INCENP is a chromosomal passenger protein which relocates from the centromere to theI spindle midzone during the metaphase-anaphase transition, ultimately being discarded in the cell midbody at the completion of cytokinesis. Using homologous recombination, we have generated Incenp gene-targeted heterozygous mice that are phenotypically indistinguishable from their wild-type littermates. Intercrossing the heterozygotes results in no live-born homozygous Incenp-disrupted progeny, indicating an early lethality.
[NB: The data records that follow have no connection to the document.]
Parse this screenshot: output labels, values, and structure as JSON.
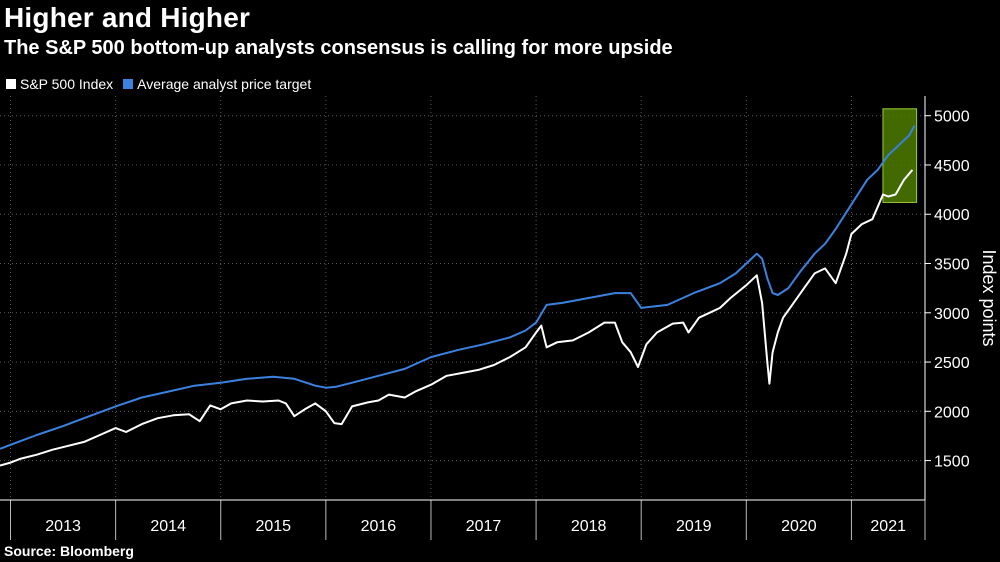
{
  "header": {
    "title": "Higher and Higher",
    "subtitle": "The S&P 500 bottom-up analysts consensus is calling for more upside"
  },
  "legend": [
    {
      "label": "S&P 500 Index",
      "color": "#ffffff"
    },
    {
      "label": "Average analyst price target",
      "color": "#3b82e0"
    }
  ],
  "source": "Source: Bloomberg",
  "colors": {
    "background": "#000000",
    "grid": "#5a5a5a",
    "index_line": "#ffffff",
    "target_line": "#3b82e0",
    "highlight_box": "#4d7d00"
  },
  "chart_data": {
    "type": "line",
    "title": "Higher and Higher",
    "subtitle": "The S&P 500 bottom-up analysts consensus is calling for more upside",
    "xlabel": "",
    "ylabel": "Index points",
    "xlim": [
      2012.9,
      2021.7
    ],
    "ylim": [
      1100,
      5200
    ],
    "yticks": [
      1500,
      2000,
      2500,
      3000,
      3500,
      4000,
      4500,
      5000
    ],
    "xticks": [
      "2013",
      "2014",
      "2015",
      "2016",
      "2017",
      "2018",
      "2019",
      "2020",
      "2021"
    ],
    "grid": true,
    "legend_position": "top-left",
    "highlight": {
      "x_range": [
        2021.3,
        2021.62
      ],
      "y_range": [
        4120,
        5070
      ]
    },
    "series": [
      {
        "name": "S&P 500 Index",
        "x": [
          2012.9,
          2013.0,
          2013.1,
          2013.25,
          2013.4,
          2013.55,
          2013.7,
          2013.85,
          2014.0,
          2014.1,
          2014.25,
          2014.4,
          2014.55,
          2014.7,
          2014.8,
          2014.9,
          2015.0,
          2015.1,
          2015.25,
          2015.4,
          2015.55,
          2015.62,
          2015.7,
          2015.8,
          2015.9,
          2016.0,
          2016.08,
          2016.15,
          2016.25,
          2016.4,
          2016.5,
          2016.6,
          2016.75,
          2016.85,
          2017.0,
          2017.15,
          2017.3,
          2017.45,
          2017.6,
          2017.75,
          2017.9,
          2018.0,
          2018.05,
          2018.1,
          2018.2,
          2018.35,
          2018.5,
          2018.65,
          2018.75,
          2018.82,
          2018.9,
          2018.97,
          2019.05,
          2019.15,
          2019.3,
          2019.4,
          2019.45,
          2019.55,
          2019.65,
          2019.75,
          2019.85,
          2020.0,
          2020.1,
          2020.15,
          2020.2,
          2020.22,
          2020.25,
          2020.3,
          2020.35,
          2020.45,
          2020.55,
          2020.65,
          2020.75,
          2020.85,
          2020.95,
          2021.0,
          2021.1,
          2021.2,
          2021.3,
          2021.35,
          2021.42,
          2021.5,
          2021.58
        ],
        "values": [
          1450,
          1480,
          1520,
          1560,
          1610,
          1650,
          1690,
          1760,
          1830,
          1790,
          1870,
          1930,
          1960,
          1970,
          1900,
          2060,
          2020,
          2080,
          2110,
          2100,
          2110,
          2080,
          1950,
          2020,
          2080,
          2000,
          1880,
          1870,
          2050,
          2090,
          2110,
          2170,
          2140,
          2200,
          2270,
          2360,
          2390,
          2420,
          2470,
          2550,
          2650,
          2800,
          2870,
          2650,
          2700,
          2720,
          2800,
          2900,
          2900,
          2700,
          2600,
          2450,
          2680,
          2800,
          2890,
          2900,
          2800,
          2950,
          3000,
          3050,
          3150,
          3280,
          3380,
          3100,
          2500,
          2280,
          2600,
          2800,
          2950,
          3100,
          3250,
          3400,
          3450,
          3300,
          3600,
          3800,
          3900,
          3950,
          4200,
          4180,
          4200,
          4350,
          4450
        ]
      },
      {
        "name": "Average analyst price target",
        "x": [
          2012.9,
          2013.0,
          2013.25,
          2013.5,
          2013.75,
          2014.0,
          2014.25,
          2014.5,
          2014.75,
          2015.0,
          2015.25,
          2015.5,
          2015.7,
          2015.9,
          2016.0,
          2016.1,
          2016.25,
          2016.5,
          2016.75,
          2017.0,
          2017.25,
          2017.5,
          2017.75,
          2017.9,
          2018.0,
          2018.1,
          2018.25,
          2018.5,
          2018.75,
          2018.9,
          2019.0,
          2019.25,
          2019.5,
          2019.75,
          2019.9,
          2020.0,
          2020.1,
          2020.15,
          2020.2,
          2020.25,
          2020.3,
          2020.4,
          2020.5,
          2020.65,
          2020.75,
          2020.85,
          2021.0,
          2021.15,
          2021.25,
          2021.35,
          2021.45,
          2021.55,
          2021.6
        ],
        "values": [
          1620,
          1660,
          1760,
          1850,
          1950,
          2050,
          2140,
          2200,
          2260,
          2290,
          2330,
          2350,
          2330,
          2260,
          2240,
          2250,
          2290,
          2360,
          2430,
          2550,
          2620,
          2680,
          2750,
          2820,
          2900,
          3080,
          3100,
          3150,
          3200,
          3200,
          3050,
          3080,
          3200,
          3300,
          3400,
          3500,
          3600,
          3550,
          3350,
          3200,
          3180,
          3250,
          3400,
          3600,
          3700,
          3850,
          4100,
          4350,
          4450,
          4600,
          4700,
          4800,
          4900
        ]
      }
    ]
  }
}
Day 3.5 affected pre-implantation embryos contain large, morphologically abnormal cells that fail to fully develop a blastocoel cavity or thrive in utero and in culture. Chromatin and tubulin immunocytochemical stainings of these and day 2.5 affected embryos reveal a high mitotic index, no discernible metaphase or anaphase stages, complete absence of midbodies, micronuclei formation, morphologically irregular macronuclei with large chromosome complements, multipolar mitotic configurations, binucleated cells, internuclear bridges and abnormal spindle bundling. The phenotype is consistent with a defect in the modulation of microtubule dynamics, severely affecting chromosome segregation and resulting in poorly resolved chromatin masses, aberrant karyokinesis and internuclear bridge formation. These latter occurrences could pose a physical barrier blocking cytokinesis.